Are such phenomena real? Or the deliriously feverish dreams of hungry, exhausted and sick men, moving through a harsh land they don't know and often fear?

Ivey avoids answering this question, for all her obvious willingness to blur the lines distinguishing what we believe from what we see. She's more interested in tacitly asking why we're so insistent on drawing such lines in the first place-and exploring all the ways those divisions restrict our relations with the natural world, filled with wonders undreamed of in our daily lives.

Forrester's efforts to see further align well with Sophie, true daughter of a mad artist whose sculptures had sought to make stones speak and animals talk.

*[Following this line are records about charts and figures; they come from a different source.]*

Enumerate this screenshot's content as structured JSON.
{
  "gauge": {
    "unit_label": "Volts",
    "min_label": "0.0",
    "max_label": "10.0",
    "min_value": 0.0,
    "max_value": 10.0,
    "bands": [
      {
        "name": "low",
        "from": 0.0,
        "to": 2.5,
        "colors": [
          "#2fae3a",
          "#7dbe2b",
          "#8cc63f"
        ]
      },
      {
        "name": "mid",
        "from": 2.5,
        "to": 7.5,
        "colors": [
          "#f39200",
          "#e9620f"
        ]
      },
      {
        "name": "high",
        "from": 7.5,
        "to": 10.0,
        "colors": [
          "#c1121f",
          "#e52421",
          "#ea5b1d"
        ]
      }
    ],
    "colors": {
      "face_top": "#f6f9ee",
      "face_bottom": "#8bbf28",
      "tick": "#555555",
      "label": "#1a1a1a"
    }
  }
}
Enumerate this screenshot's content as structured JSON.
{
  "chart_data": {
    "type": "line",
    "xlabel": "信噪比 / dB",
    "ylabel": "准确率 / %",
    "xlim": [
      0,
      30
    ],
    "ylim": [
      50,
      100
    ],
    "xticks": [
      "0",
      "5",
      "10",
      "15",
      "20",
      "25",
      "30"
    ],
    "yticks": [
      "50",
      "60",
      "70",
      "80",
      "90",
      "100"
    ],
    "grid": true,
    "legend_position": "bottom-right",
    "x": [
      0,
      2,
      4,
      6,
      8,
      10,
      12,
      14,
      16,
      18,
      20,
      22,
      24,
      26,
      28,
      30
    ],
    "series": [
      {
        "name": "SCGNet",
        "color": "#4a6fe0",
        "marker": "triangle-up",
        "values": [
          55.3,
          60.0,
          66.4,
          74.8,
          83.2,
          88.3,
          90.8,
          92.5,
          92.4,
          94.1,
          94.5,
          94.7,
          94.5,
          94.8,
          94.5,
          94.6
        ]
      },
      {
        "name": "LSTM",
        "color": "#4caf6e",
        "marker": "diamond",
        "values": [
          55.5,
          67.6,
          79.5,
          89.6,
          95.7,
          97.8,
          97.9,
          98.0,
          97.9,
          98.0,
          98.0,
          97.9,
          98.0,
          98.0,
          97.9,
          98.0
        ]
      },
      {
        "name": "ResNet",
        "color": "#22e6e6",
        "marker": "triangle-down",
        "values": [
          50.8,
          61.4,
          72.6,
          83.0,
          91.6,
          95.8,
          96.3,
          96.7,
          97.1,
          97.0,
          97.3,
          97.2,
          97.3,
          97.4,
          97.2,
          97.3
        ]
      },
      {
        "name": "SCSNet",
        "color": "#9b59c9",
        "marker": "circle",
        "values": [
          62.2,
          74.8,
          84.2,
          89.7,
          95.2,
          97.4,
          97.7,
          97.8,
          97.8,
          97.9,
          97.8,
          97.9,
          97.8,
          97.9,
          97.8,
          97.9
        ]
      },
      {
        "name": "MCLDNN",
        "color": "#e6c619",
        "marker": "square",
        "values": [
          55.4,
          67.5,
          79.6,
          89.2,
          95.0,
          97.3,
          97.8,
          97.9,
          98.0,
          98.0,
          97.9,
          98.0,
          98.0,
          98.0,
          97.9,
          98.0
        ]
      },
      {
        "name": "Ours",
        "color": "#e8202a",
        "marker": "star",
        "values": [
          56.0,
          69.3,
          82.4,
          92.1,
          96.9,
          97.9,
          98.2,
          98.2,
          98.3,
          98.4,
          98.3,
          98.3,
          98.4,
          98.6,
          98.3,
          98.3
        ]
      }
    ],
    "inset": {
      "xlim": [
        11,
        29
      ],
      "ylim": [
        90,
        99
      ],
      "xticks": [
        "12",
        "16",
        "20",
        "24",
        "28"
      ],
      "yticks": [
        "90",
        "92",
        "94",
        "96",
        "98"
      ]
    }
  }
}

Sophie's art involves photography; while Forrester is away in Alaska, she bides her time practicing her craft, taking pictures of birds while learning, much as her husband does, that every attempt to describe what she sees is bound to be partial. Par for the course, in a novel offering multiple portraits of women like Sophie, aware they're themselves perceived partially by the men around them.

Much of Ivey's novel toggles between these married journal writers, with additional snippets that include diary entries featuring Forrester's two fellow soldiers, invented newspaper articles, an obstetrician's manual and the correspondence between Forrester's descendant and the curator, commenting on the pages we've read while telling us a bit about themselves.

Much of this material has a museum-like quality to it. True to her thematic focus on the partiality of our vision, Ivey approaches her material with so much respect and such attention to detail that it often fails to breathe. A reader's trek through Ivey's pages can therefore double what Forrester and his fatigued men frequently feel, as they slog forward.

But both reader and Forrester's crew also experience the imaginative phenomena I've described above (and others like it). Making good on what Ivey's title promises, they take us to the edge of the world and the heart of Alaska, challenging us to see the mystery in everyday life.